BUENOS AIRES—Last October, Argentine President Mauricio Macri celebrated the triumph of his Cambiemos, or “Let’s Change,” coalition in midterm legislative elections. For Macri, the victory represented a much-needed public endorsement of his agenda of incremental economic reforms, known as “gradualismo.” Looking at the midterm results, some analysts and politicians practically guaranteed that Macri would be re-elected in 2019. In Argentina, however, a few months can be an eternity, and Macri is now facing a string of bad economic news, which has increased popular discontent and fired up a resurgent opposition.
Macri won the 2015 presidential elections by promising that his plan for economic reforms, though painful at first, would reignite economic growth after years of stagnation and contain inflation, a chronic problem for Argentina. Yet after more than two years, the second part of the deal has not come true for many Argentines, who seem to be losing their patience. Macri’s gradualism—including trade liberalization, the promotion of market competition and the reduction of Argentina’s fiscal deficit by cutting massive state subsidies—simply hasn’t delivered results yet.

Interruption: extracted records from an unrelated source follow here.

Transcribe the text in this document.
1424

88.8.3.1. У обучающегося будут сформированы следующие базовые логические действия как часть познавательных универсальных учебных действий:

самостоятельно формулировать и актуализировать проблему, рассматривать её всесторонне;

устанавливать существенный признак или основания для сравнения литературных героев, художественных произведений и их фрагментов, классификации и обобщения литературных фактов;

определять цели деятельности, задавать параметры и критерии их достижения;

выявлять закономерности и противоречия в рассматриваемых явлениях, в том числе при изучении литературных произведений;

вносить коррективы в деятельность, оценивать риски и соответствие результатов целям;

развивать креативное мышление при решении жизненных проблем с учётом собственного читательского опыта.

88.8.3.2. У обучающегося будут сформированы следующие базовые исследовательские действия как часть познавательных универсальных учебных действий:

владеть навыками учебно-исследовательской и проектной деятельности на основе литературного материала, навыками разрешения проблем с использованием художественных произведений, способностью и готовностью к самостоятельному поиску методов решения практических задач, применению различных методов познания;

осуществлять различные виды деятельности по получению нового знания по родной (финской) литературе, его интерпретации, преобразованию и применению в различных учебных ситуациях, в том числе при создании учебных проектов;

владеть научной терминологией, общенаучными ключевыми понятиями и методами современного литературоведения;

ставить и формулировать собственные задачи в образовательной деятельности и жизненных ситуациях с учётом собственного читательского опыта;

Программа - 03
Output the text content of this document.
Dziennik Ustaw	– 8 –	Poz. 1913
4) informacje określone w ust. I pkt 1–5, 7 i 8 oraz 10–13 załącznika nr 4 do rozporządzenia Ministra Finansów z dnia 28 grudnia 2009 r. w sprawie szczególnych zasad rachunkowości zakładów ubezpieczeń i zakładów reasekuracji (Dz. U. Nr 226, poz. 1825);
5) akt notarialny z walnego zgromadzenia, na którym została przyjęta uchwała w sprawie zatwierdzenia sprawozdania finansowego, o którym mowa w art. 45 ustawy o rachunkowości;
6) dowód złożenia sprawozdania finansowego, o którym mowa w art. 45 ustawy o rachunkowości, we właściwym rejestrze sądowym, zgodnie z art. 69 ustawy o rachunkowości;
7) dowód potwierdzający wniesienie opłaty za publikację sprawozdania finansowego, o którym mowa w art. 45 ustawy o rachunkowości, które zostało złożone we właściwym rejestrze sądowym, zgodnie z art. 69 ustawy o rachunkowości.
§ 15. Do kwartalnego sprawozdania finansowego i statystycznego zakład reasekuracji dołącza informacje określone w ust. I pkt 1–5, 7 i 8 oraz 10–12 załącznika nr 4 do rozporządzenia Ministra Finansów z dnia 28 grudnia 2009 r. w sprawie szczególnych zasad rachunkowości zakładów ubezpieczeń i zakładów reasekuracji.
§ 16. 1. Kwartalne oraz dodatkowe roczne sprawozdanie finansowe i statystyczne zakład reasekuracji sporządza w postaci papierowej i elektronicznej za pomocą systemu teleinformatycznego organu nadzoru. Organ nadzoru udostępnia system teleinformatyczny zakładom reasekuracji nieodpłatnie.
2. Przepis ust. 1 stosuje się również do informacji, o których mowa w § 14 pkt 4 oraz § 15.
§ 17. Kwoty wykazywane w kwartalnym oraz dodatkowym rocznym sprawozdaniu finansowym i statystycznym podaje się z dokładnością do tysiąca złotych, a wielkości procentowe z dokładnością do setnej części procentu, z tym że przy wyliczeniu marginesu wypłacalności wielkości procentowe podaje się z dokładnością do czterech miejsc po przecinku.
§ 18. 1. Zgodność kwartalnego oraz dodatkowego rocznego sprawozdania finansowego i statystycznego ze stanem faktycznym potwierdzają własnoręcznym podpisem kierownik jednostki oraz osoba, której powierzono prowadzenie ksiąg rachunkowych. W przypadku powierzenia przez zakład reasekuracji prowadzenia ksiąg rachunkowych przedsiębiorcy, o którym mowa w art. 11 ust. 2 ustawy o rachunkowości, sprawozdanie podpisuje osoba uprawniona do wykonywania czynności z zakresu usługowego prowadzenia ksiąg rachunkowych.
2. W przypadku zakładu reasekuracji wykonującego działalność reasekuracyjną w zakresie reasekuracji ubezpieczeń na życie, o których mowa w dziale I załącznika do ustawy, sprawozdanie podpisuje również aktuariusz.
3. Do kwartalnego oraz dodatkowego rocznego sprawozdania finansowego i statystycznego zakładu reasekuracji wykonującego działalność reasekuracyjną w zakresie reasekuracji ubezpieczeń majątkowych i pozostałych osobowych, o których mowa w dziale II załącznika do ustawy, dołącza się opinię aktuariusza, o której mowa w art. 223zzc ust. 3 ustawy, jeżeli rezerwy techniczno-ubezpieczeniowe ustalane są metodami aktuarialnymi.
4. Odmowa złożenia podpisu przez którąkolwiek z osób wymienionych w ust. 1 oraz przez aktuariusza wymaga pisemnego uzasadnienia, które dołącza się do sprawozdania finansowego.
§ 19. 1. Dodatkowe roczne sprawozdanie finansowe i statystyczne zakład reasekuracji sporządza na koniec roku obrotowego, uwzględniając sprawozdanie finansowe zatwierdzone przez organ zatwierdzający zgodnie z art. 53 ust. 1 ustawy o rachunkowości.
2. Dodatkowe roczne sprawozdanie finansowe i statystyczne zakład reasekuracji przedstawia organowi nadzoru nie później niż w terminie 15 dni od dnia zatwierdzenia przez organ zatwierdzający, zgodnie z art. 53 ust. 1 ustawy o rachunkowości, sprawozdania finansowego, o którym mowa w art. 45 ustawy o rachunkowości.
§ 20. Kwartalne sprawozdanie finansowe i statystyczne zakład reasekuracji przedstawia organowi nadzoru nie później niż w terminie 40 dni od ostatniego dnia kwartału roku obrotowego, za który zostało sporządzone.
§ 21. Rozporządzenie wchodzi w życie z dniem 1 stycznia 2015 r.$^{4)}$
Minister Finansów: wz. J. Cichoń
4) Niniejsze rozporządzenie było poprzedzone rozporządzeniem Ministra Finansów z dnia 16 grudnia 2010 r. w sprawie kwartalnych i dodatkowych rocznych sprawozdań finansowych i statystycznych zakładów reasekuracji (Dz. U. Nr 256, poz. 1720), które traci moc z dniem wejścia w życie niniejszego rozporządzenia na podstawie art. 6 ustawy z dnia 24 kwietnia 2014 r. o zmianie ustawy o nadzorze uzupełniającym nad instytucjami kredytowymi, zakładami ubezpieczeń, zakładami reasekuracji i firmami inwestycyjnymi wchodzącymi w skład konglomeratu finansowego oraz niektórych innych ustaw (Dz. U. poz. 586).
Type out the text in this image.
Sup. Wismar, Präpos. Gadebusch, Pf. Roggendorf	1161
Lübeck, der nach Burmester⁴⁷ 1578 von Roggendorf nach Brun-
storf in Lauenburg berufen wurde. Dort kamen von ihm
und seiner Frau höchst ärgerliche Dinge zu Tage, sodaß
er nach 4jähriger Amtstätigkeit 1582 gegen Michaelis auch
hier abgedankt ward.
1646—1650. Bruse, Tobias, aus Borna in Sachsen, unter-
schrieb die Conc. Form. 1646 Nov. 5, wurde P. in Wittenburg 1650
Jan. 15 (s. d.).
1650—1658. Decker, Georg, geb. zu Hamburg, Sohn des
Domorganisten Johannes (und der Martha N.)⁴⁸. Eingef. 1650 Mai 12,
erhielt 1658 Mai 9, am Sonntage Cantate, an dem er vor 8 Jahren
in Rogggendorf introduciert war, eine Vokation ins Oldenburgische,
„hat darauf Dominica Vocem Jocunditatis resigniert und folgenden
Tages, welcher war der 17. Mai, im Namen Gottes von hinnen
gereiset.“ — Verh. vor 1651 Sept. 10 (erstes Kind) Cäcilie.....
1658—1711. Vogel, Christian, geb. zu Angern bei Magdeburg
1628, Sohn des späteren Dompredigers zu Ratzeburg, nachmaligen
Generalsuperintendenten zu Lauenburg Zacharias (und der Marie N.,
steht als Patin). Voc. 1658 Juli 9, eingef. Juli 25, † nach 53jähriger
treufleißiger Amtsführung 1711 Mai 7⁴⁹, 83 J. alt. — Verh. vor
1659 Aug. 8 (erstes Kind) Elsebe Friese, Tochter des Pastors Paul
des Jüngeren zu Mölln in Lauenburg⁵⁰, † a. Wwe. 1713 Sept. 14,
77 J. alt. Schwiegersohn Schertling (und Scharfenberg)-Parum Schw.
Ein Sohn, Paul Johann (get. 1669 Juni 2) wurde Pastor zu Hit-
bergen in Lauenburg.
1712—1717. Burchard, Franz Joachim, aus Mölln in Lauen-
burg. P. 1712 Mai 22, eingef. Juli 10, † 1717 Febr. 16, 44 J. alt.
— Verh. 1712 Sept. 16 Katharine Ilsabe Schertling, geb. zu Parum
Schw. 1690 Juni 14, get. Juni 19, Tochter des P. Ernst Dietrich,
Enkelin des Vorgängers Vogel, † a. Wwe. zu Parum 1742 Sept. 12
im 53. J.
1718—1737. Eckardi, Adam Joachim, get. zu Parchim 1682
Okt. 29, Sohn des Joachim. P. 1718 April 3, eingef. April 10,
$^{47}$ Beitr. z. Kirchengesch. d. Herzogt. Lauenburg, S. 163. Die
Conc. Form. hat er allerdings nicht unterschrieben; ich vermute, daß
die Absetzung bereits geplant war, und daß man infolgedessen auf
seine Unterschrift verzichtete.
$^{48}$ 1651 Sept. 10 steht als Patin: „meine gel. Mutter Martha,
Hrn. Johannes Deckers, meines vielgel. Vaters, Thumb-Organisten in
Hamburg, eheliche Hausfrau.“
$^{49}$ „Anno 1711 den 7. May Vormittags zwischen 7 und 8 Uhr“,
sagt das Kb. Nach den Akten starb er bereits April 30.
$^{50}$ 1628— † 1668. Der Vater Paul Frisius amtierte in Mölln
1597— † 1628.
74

The economy overcame a recession in 2016, but the International Monetary Fund forecasts just 2 percent growth this year, among the lowest in Latin America, excluding the catastrophe that is Venezuela. Inflation is expected to reach 20 percent, close to the average for the past decade. And the fiscal deficit is coming down at a listless pace: Counting debt payments, it will reach 5.3 percent of GDP this year—down from 6.1 percent in 2017—and is not expected to fall below 3 percent until at least 2021. To cover this fiscal gap, the government is forced to issue debt, exposing itself to market volatility and the impact of the U.S. Federal Reserve’s policy of raising interest rates.